Para reduzir a presença, a recomendação é manter o ambiente seco, limpo e sem acúmulo de matéria orgânica. A presença de folhagens espessas e restos vegetais facilita a umidade e atrai os animais, próximos de áreas domésticas. Plantas de cheiro forte podem ajudar a afastar o caracol.

Entre as medidas práticas estão a identificação de locais sombreados, abrigos sob vegetação, sob entulhos ou próximo a vasos de plantas. Barreiras físicas simples em muros com cal podem dificultar a passagem do molusco.
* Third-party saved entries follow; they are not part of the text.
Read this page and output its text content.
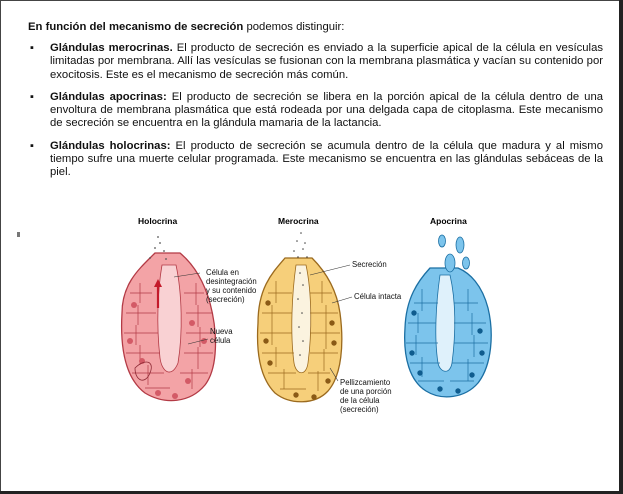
En función del mecanismo de secreción podemos distinguir:

▪ Glándulas merocrinas. El producto de secreción es enviado a la superficie apical de la célula en vesículas limitadas por membrana. Allí las vesículas se fusionan con la membrana plasmática y vacían su contenido por exocitosis. Este es el mecanismo de secreción más común.
▪ Glándulas apocrinas: El producto de secreción se libera en la porción apical de la célula dentro de una envoltura de membrana plasmática que está rodeada por una delgada capa de citoplasma. Este mecanismo de secreción se encuentra en la glándula mamaria de la lactancia.
▪ Glándulas holocrinas: El producto de secreción se acumula dentro de la célula que madura y al mismo tiempo sufre una muerte celular programada. Este mecanismo se encuentra en las glándulas sebáceas de la piel.
Holocrina	Merocrina	Apocrina
Célula en
desintegración
y su contenido
(secreción)
Nueva
célula
Secreción
Célula intacta
Pellizcamiento
de una porción
de la célula
(secreción)
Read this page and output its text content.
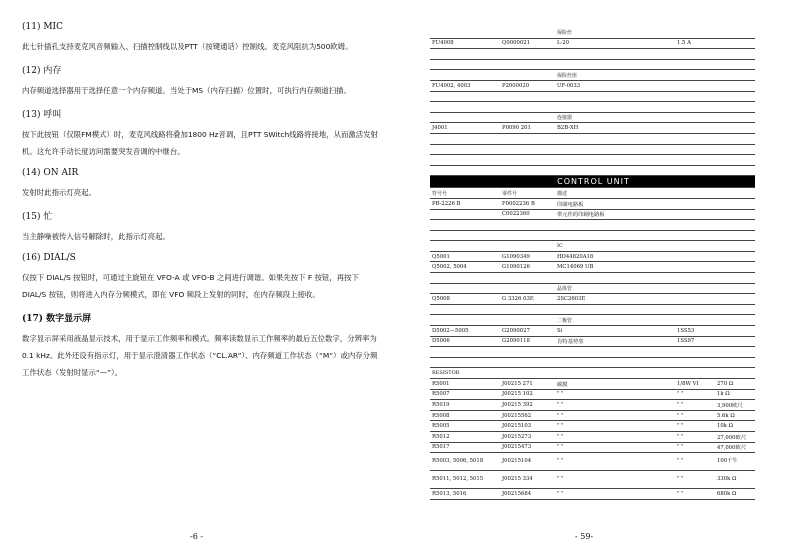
(11) MIC
此七针插孔支持麦克风音频输入、扫描控制线以及PTT（按键通话）控制线。麦克风阻抗为500欧姆。
(12) 内存
内存频道选择器用于选择任意一个内存频道。当处于MS（内存扫描）位置时，可执行内存频道扫描。
(13) 呼叫
按下此按钮（仅限FM模式）时，麦克风线路将叠加1800 Hz音调，且PTT SWitch线路将接地，从而激活发射机。这允许手动长度访问需要突发音调的中继台。
(14) ON AIR
发射时此指示灯亮起。
(15) 忙
当主静噪被传入信号解除时，此指示灯亮起。
(16) DIAL/S
仅按下 DIAL/S 按钮时，可通过主旋钮在 VFO-A 或 VFO-B 之间进行调谐。如果先按下 F 按钮，再按下 DIAL/S 按钮，则将进入内存分频模式，即在 VFO 频段上发射的同时，在内存频段上接收。
(17) 数字显示屏
数字显示屏采用液晶显示技术，用于显示工作频率和模式。频率读数显示工作频率的最后五位数字，分辨率为0.1 kHz。此外还设有指示灯，用于显示澄清器工作状态（“CL.AR”）、内存频道工作状态（“M”）或内存分频工作状态（发射时显示“—”）。
-6 -
		保险丝		
FU4008	Q0000021	L-20	1.5 A	

		保险丝座		
FU4002, 4003	P2000020	UF-0033		

		连接器		
J4001	P0090 201	B2B-XH		

CONTROL UNIT				
符号号	零件号	描述		
PB-2226 B	F0002236 B	印刷电路板		
	C0022360	带元件的印刷电路板		

		IC		
Q5001	G1090349	HD44820A18		
Q5002, 5004	G1090126	MC14069 UB		

		晶体管		
Q5008	G 3326 03E	2SC2603E		

		二极管		
D5002—5005	G2090027	Si	1SS53	
D5006	G2090118	肖特基势垒	1SS97	

RESISTOR				
R5001	J00215 271	碳膜	1/8W VI	270 Ω
R5007	J00215 102	" "	" "	1k Ω
R5019	J00215 392	" "	" "	3,900欧尺
R5008	J00215562	" "	" "	5.6k Ω
R5005	J00215103	" "	" "	10k Ω
R5012	J00215273	" "	" "	27,000欧尺
R5017	J00215473	" "	" "	47,000欧尺
R5003, 5006, 5018	J00215104	" "	" "	100千牛
R5011, 5012, 5015	J00215 334	" "	" "	330k Ω
R5013, 5016	J00215684	" "	" "	680k Ω
- 59-
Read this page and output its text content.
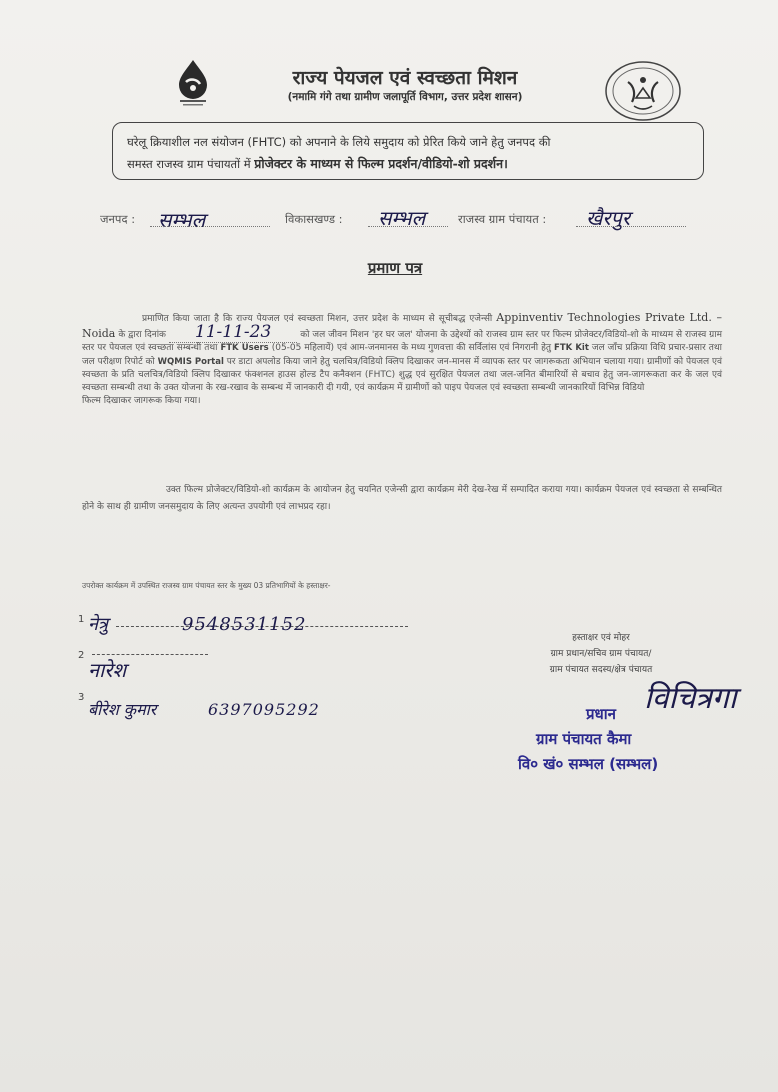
राज्य पेयजल एवं स्वच्छता मिशन
(नमामि गंगे तथा ग्रामीण जलापूर्ति विभाग, उत्तर प्रदेश शासन)
घरेलू क्रियाशील नल संयोजन (FHTC) को अपनाने के लिये समुदाय को प्रेरित किये जाने हेतु जनपद की
समस्त राजस्व ग्राम पंचायतों में प्रोजेक्टर के माध्यम से फिल्म प्रदर्शन/वीडियो-शो प्रदर्शन।
जनपद : सम्भल	विकासखण्ड : सम्भल	राजस्व ग्राम पंचायत : खैरपुर
प्रमाण पत्र
प्रमाणित किया जाता है कि राज्य पेयजल एवं स्वच्छता मिशन, उत्तर प्रदेश के माध्यम से सूचीबद्ध एजेन्सी Appinventiv Technologies Private Ltd. – Noida के द्वारा दिनांक 11-11-23	को जल जीवन मिशन 'हर घर जल' योजना के उद्देश्यों को राजस्व ग्राम स्तर पर फिल्म प्रोजेक्टर/विडियो-शो के माध्यम से राजस्व ग्राम स्तर पर पेयजल एवं स्वच्छता सम्बन्धी तथा FTK Users (05-05 महिलायें) एवं आम-जनमानस के मध्य गुणवत्ता की सर्विलांस एवं निगरानी हेतु FTK Kit जल जाँच प्रक्रिया विधि प्रचार-प्रसार तथा जल परीक्षण रिपोर्ट को WQMIS Portal पर डाटा अपलोड किया जाने हेतु चलचित्र/विडियो क्लिप दिखाकर जन-मानस में व्यापक स्तर पर जागरूकता अभियान चलाया गया। ग्रामीणों को पेयजल एवं स्वच्छता के प्रति चलचित्र/विडियो क्लिप दिखाकर फंक्शनल हाउस होल्ड टैप कनैक्शन (FHTC) शुद्ध एवं सुरक्षित पेयजल तथा जल-जनित बीमारियों से बचाव हेतु जन-जागरूकता कर के जल एवं स्वच्छता सम्बन्धी तथा के उक्त योजना के रख-रखाव के सम्बन्ध में जानकारी दी गयी, एवं कार्यक्रम में ग्रामीणों को पाइप पेयजल एवं स्वच्छता सम्बन्धी जानकारियों विभिन्न विडियो
फिल्म दिखाकर जागरूक किया गया।
उक्त फिल्म प्रोजेक्टर/विडियो-शो कार्यक्रम के आयोजन हेतु चयनित एजेन्सी द्वारा कार्यक्रम मेरी देख-रेख में सम्पादित कराया गया। कार्यक्रम पेयजल एवं स्वच्छता से सम्बन्धित होने के साथ ही ग्रामीण जनसमुदाय के लिए अत्यन्त उपयोगी एवं लाभप्रद रहा।
उपरोक्त कार्यक्रम में उपस्थित राजस्व ग्राम पंचायत स्तर के मुख्य 03 प्रतिभागियों के हस्ताक्षर-
1 नेत्रु	9548531152
2
नारेश
3
बीरेश कुमार	6397095292
हस्ताक्षर एवं मोहर
ग्राम प्रधान/सचिव ग्राम पंचायत/
ग्राम पंचायत सदस्य/क्षेत्र पंचायत
विचित्रगा
प्रधान
ग्राम पंचायत कैमा
वि० खं० सम्भल (सम्भल)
O solo também pode receber cal após a limpeza de resíduos orgânicos.

Ao encontrar um caracol, a coleta deve ser feita com proteção nas mãos, preferencialmente luvas descartáveis. O animal e seus ovos devem ser imersos em solução de cal ou de água sanitária por até 24 horas. Após o processo, as conchas devem ser destruídas para evitar acúmulo de água e o descarte é feito no lixo comum ou por enterro.

Após a remoção, é essencial lavar bem as mãos com água e sabão. A higienização de alimentos também é fundamental para minimizar o risco de contaminação das hortaliças. Crianças e animais de estimação devem ser mantidos afastados das áreas onde os caracóis foram encontrados.

Especialistas ressaltam que, mesmo com medidas de controle, o risco de infestações retornar existe durante ciclos de chuva. A vigilância de jardins, quintais e áreas próximas a residências continua sendo uma prática importante para reduzir a proximidade entre o ambiente doméstico e o molusco.